Cela se passe de commentaire !

Le refus des traitements précoces : perversité et autoritarisme 

Les arguments qui n’ont pas manqué de fleurir très tôt pour décrédibiliser tout traitement alternatif précoce – naturel ou médicamenteux – ont signé très vite la dimension perverse du discours des autorités, politiques et « de santé », disant s’appuyer sur la science tout en la niant farouchement lorsqu’elle ne servait pas leur projet[14] ; Voire à s’essuyer les pieds sur les principes scientifiques qui dérangent. L’obscurantisme le plus crasse est de retour !

Car à l’heure actuelle, un éventail assez large de traitements, validés soit par des études d’observations (de terrain), soit par des études randomisées, autorise les médecins intègres – il faut désormais le préciser – à soutenir que cette pseudo-pandémie trouverait son terme en quelques semaines si les autorités les laissait librement prescrire !

Dès lors, l’autoritarisme déployé par le pouvoir pour imposer à tout prix une « vaccination » plus que douteuse dans son efficacité, passablement délétère, qu’accompagnent des mesures de contrôle social totalement disproportionnées autant qu’inefficientes, montre que le projet est avant tout politique et peu reluisant : il s’agit de circonvenir les populations, de les forcer par empilement de contraintes ineptes à plier l’échine, au mépris de toutes les valeurs qui ont fondé la République et de tous les principes démocratiques.
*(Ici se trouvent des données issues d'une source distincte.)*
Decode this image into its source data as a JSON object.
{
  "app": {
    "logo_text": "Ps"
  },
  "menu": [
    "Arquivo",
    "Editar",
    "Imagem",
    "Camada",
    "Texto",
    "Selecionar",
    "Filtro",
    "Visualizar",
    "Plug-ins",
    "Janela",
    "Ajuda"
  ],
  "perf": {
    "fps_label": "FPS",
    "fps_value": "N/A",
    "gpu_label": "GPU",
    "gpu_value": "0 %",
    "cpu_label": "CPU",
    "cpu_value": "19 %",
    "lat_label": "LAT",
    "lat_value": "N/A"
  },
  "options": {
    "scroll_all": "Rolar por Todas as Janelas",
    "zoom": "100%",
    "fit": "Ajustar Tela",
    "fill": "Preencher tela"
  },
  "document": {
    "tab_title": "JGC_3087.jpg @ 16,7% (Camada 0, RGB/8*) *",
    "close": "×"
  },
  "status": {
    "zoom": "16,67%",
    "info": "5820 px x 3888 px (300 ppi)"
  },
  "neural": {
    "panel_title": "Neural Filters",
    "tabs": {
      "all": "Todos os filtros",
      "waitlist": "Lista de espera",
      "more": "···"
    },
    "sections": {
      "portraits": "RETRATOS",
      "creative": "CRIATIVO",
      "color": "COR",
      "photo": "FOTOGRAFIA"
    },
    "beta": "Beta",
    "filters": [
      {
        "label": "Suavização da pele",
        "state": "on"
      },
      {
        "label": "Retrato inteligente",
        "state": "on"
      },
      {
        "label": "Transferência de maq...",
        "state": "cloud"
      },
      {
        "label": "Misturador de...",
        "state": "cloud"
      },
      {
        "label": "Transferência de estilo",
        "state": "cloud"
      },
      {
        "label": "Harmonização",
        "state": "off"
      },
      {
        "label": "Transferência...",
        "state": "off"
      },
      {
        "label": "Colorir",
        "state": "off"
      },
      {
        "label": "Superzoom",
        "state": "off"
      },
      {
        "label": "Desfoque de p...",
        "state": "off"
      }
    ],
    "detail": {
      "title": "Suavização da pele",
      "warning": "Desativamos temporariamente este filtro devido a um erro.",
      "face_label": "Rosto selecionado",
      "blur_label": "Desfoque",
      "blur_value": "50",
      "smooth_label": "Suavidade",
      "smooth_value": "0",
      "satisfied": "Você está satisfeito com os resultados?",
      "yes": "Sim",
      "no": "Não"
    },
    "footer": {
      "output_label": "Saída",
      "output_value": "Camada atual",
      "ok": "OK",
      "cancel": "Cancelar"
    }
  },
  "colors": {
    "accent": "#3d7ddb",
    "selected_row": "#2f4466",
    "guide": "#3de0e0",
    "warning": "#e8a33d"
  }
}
La référence constante à un « consensus scientifique » aussi flou qu’évanescent – car n’ayant jamais existé : voyez si les travaux de Galilée, de Newton, des Curie ou d’Einstein, bénéficiaient d’un « consensus »… - désarme toute critique, fut-elle solidement fondée. Sans la capacité de penser librement et d'exprimer ces pensées et critiques, la vie elle-même devient plus ou moins dépouillée de sens ; Ainsi se révèle le nihilisme suicidaire des élites aux manettes.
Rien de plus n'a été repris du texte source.